Rear-seat space is acceptable rather than generous, so adults will be a snug fit. With a large transmission tunnel splitting the cabin in two the C-Class makes a better fist of seating four rather than five. Boot space exactly matches that of the Merc's key rival, the BMW 3-Series, at 480 litres, an important figure when reviewing any car with caravanners in mind. There's an estate version arriving in September if that's not enough space.

I think the '61 Merc owner would have been impressed with the on-paper emissions and economy of today's C-Class. I've been driving the C220 BlueTEC, the best-selling version, fitted with a seven-speed automatic gearbox. Carbon dioxide emissions of 113g/km mean the car sits in Band C for Vehicle Excise Duty. That means there's nothing to pay in the first year, then an annual bill of just £30 at the current rate. 

The official combined figure is 65.7mpg. However, after a week of solo driving on all kinds of roads the trip computer suggests the car has achieved closer to 45mpg, a big difference from the fuel economy quoted in the brochure – I wonder what it would be like when towing.

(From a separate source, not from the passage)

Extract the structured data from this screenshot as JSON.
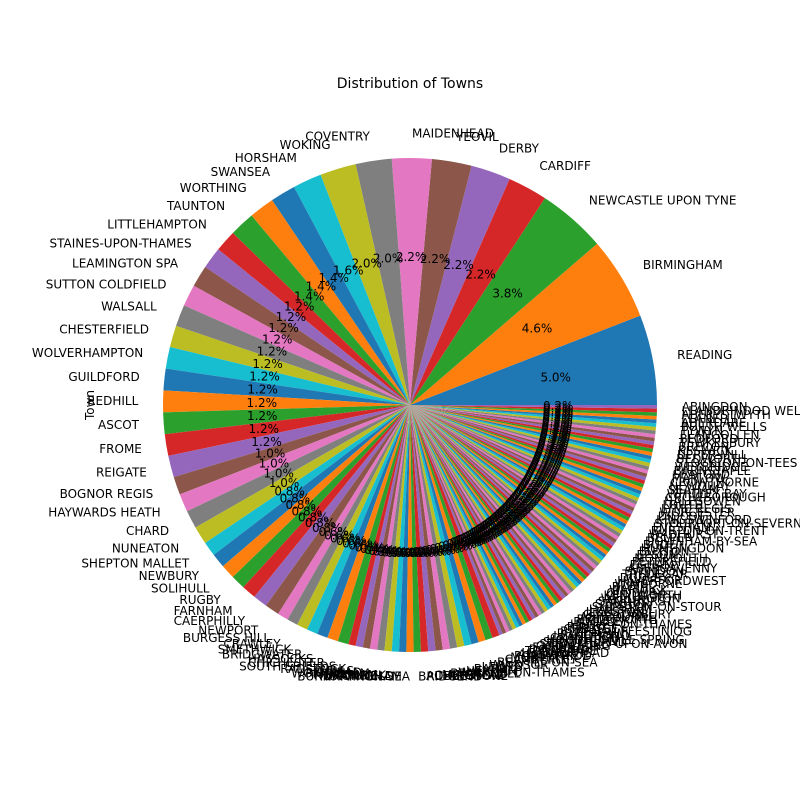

The C220's 2.1-litre engine has enough power (168bhp) and torque (295lb ft) to comfortably pull any suitably matched caravan, but it sounds a little gruff when accelerating. For the record, a 1570kg kerbweight gives an 85% match figure of 1335kg. The legal towing limit of this car is 1800kg and the maximum noseweight is 75kg.

Firm suspension means the C-Class should make a stable tow car, but I'll bet that 1961 Mercedes rides more comfortably than today's C-Class, certainly on the lowered sports suspension and low-profile tyres fitted to our AMG Line test car. At low speeds the car jostles and jolts, picking a fight with every bump in the road. Things smooth out to some extent at higher speeds, but it's still a little too firm for comfort.

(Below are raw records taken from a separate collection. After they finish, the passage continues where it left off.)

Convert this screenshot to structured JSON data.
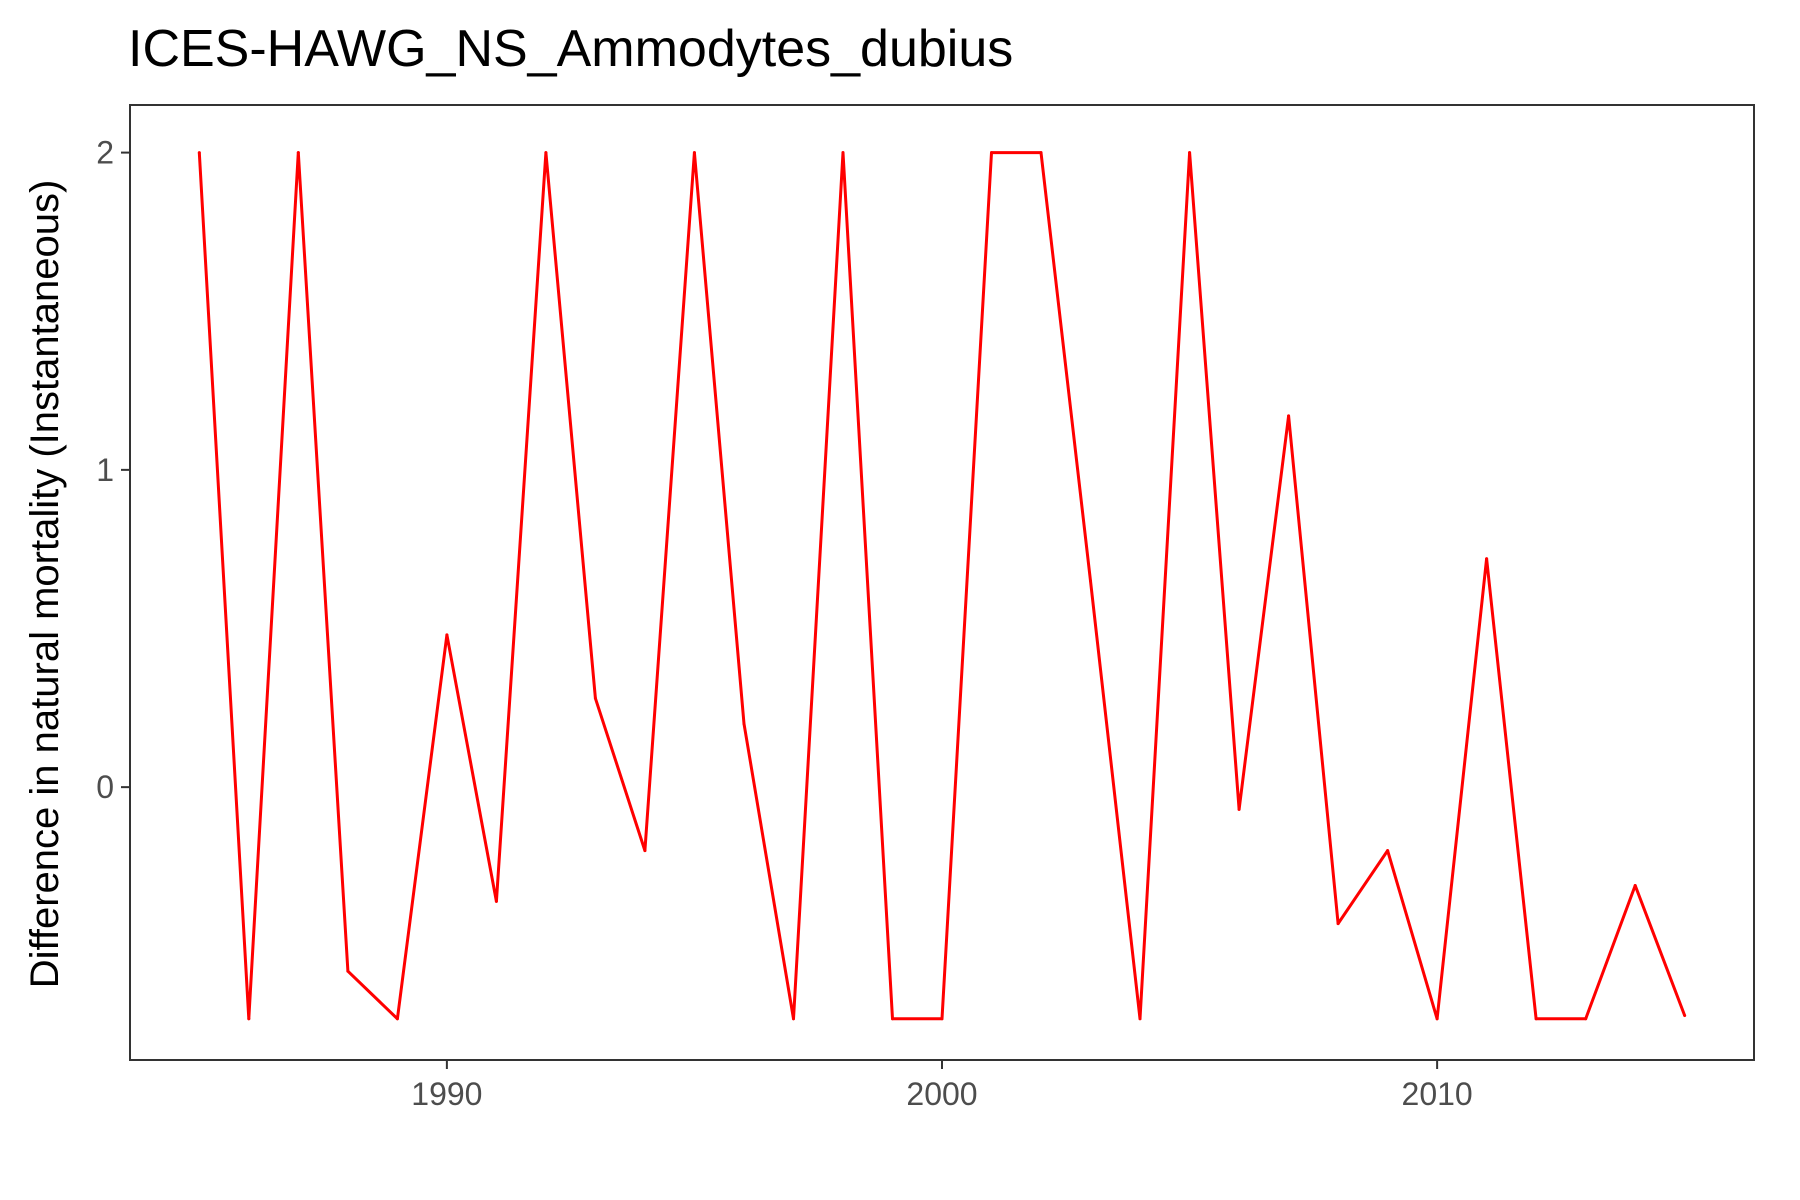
{
  "chart_data": {
    "type": "line",
    "title": "ICES-HAWG_NS_Ammodytes_dubius",
    "xlabel": "",
    "ylabel": "Difference in natural mortality (Instantaneous)",
    "xlim": [
      1983.6,
      2016.4
    ],
    "ylim": [
      -0.86,
      2.15
    ],
    "x_ticks": [
      1990,
      2000,
      2010
    ],
    "y_ticks": [
      0,
      1,
      2
    ],
    "grid": false,
    "legend": "none",
    "line_color": "#ff0000",
    "series": [
      {
        "x": [
          1985,
          1986,
          1987,
          1988,
          1989,
          1990,
          1991,
          1992,
          1993,
          1994,
          1995,
          1996,
          1997,
          1998,
          1999,
          2000,
          2001,
          2002,
          2003,
          2004,
          2005,
          2006,
          2007,
          2008,
          2009,
          2010,
          2011,
          2012,
          2013,
          2014,
          2015
        ],
        "values": [
          2.0,
          -0.73,
          2.0,
          -0.58,
          -0.73,
          0.48,
          -0.36,
          2.0,
          0.28,
          -0.2,
          2.0,
          0.2,
          -0.73,
          2.0,
          -0.73,
          -0.73,
          2.0,
          2.0,
          0.65,
          -0.73,
          2.0,
          -0.07,
          1.17,
          -0.43,
          -0.2,
          -0.73,
          0.72,
          -0.73,
          -0.73,
          -0.31,
          -0.72
        ]
      }
    ]
  }
}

It does mean the C-Class drives well on a twisting road, with strong body control and reassuring grip. But driven at moderate speeds the set-up feels too biased towards sporty cornering over smoothing out the road.

Air suspension is an option at £895, and allows the driver to fine-tune the way the car drives for better bump absorption or more aggressive cornering. Colleagues who have driven cars with this option fitted say it improves the C-Class considerably. But then, should you have to spend the thick end of a thousand pounds to improve the ride and handling of a car which costs £34,355?

Perhaps a more affordable model than the high-spec AMG Line, but with air suspension, would show the C-Class in a more positive light, and make it more of a contender when wondering what tow car to consider next.